Back in Santa Monica, Alan played the piano and the guitar. I sang. We spent countless hours playing music and singing: The Beatles, The Rolling Stones, The Eagles, Led Zeppelin, Bob Seger, and hundred of songs by other artists. Alan was particularly fond of The Rolling Stones. He used to say that the lyrics sung by Mic Jagger had something to say about any situation. It became a routine that whenever were in an applicable situation, we would quote the lyric from The Stones' song that applied to it. Until his very last e-mails to me, he would still quote The Rolling Stones.

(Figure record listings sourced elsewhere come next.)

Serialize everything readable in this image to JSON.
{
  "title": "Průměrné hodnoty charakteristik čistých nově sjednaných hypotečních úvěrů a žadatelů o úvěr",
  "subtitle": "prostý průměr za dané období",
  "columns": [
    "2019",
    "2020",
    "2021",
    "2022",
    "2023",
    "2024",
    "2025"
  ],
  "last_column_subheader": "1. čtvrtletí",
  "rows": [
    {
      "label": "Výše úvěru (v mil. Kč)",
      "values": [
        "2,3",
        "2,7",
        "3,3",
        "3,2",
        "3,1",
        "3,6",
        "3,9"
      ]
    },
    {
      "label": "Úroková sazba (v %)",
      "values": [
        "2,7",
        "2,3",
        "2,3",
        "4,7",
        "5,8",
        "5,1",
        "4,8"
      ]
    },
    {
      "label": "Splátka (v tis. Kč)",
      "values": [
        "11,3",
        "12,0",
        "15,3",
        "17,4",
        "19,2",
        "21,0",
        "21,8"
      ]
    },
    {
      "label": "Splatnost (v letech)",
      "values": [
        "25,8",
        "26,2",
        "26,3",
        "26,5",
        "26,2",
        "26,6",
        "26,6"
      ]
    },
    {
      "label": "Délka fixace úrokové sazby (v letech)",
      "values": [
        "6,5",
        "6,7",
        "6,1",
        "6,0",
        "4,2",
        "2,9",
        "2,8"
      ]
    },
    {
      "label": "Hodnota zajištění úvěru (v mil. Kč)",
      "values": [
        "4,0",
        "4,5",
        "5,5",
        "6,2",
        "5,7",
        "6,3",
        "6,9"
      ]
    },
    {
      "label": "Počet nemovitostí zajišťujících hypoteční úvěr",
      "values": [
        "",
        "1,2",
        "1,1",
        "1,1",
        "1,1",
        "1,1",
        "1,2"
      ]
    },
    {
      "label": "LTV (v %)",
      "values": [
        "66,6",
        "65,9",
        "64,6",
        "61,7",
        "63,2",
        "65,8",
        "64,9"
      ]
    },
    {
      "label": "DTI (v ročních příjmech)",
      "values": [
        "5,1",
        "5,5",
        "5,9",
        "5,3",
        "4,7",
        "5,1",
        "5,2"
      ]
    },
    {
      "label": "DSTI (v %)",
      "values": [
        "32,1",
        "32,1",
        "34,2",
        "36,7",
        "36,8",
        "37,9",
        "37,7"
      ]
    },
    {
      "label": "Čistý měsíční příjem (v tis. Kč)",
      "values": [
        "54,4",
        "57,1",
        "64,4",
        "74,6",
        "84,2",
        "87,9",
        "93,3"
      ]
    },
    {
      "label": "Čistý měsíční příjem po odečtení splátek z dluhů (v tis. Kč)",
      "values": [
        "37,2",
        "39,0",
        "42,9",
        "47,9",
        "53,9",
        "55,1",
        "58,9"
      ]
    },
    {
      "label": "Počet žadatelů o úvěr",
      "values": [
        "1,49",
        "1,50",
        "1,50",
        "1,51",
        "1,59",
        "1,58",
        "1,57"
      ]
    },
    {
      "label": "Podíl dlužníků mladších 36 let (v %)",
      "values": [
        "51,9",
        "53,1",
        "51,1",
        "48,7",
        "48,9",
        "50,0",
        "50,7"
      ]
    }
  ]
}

Alan also enjoyed playing board games. He and I and my girl friend (now wife) Lila, and sometimes other friends, played Boggle, Uno, Yatzee (those were his favorite 3), and many other card and board games. We spent a lot of time playing these games and just casually hanging out and talking. Those were very comfortable special times that we spent together and some of the best memories I have.

When we weren't skiing, bicycling, going to the beach, playing music or board game, or just hanging out and partying with friends, we often got into (very light) philosophical discussions. It was a lot of fun as we were both educated and well-read.

Alan expressed an interest in teaching and writing. I arranged for him to have a meeting with another good friend of mine, Dr. Berky Nelson, former History professor at Dartmouth, then (and now) working as the Director of Organizational Relations at UCLA. Berky talked to Alan about what it would be like to obtain a doctorate degree and teach. Again, Alan was hooked.

About that time, Alan met and married Miyoko. I married my girl friend Lila. Although Lila and I moved to Texas, and Alan and Miyoko also moved. We remained friends and in touch by mail, phone and then e-mail.

As far back as I can remember, Alan always had a wonderful sense of humor, and rarely got seriously angry. He had a very happy love of life. When my wife and I moved to Texas, Alan bought my wife's car, a 1977 Toyota Celica, from her. Although it wasn't new, it was a great car and ran very well. Alan practically drove that car into the ground, putting on it more than double the miles my wife had driven it. Then one day, many years later, Alan called to tell me very seriously that he thinks we sold him a lemon (a bad car). "Why?" I asked. "Did the engine go out?", "no" he replied. "Did the muffler go out? Did the carburetor go out?", again "no" he said. "Well, what happened?" He said that it just "stopped". "What, why?" I asked again totally bewildered. He answered: "it ran out of gas."

I could go on and on with other wonderful stories and memories, but suffice it to say that Alan had a dream. He pursued it, and achieved it. While we were living in Santa Monica, he had gone to live in Taiwan for 6 months and had traveled around Asia. Upon his return, he said he really enjoyed it and wanted to return. Then, it seemed he knew what he wanted, and he set out to get it. And he did.

He liked to ski and said he wanted to live where it would be convenient to ski whenever he wanted: He ended up living in Sapporo where he could ski often.

He wanted to teach and write: He obtained a doctorate degree and published.

He wanted to live in Asia: He lived in Sapporo.

I am now very proud of all that my friend accomplished during his life, and very happy that he lived life to the fullest. For that I am very grateful.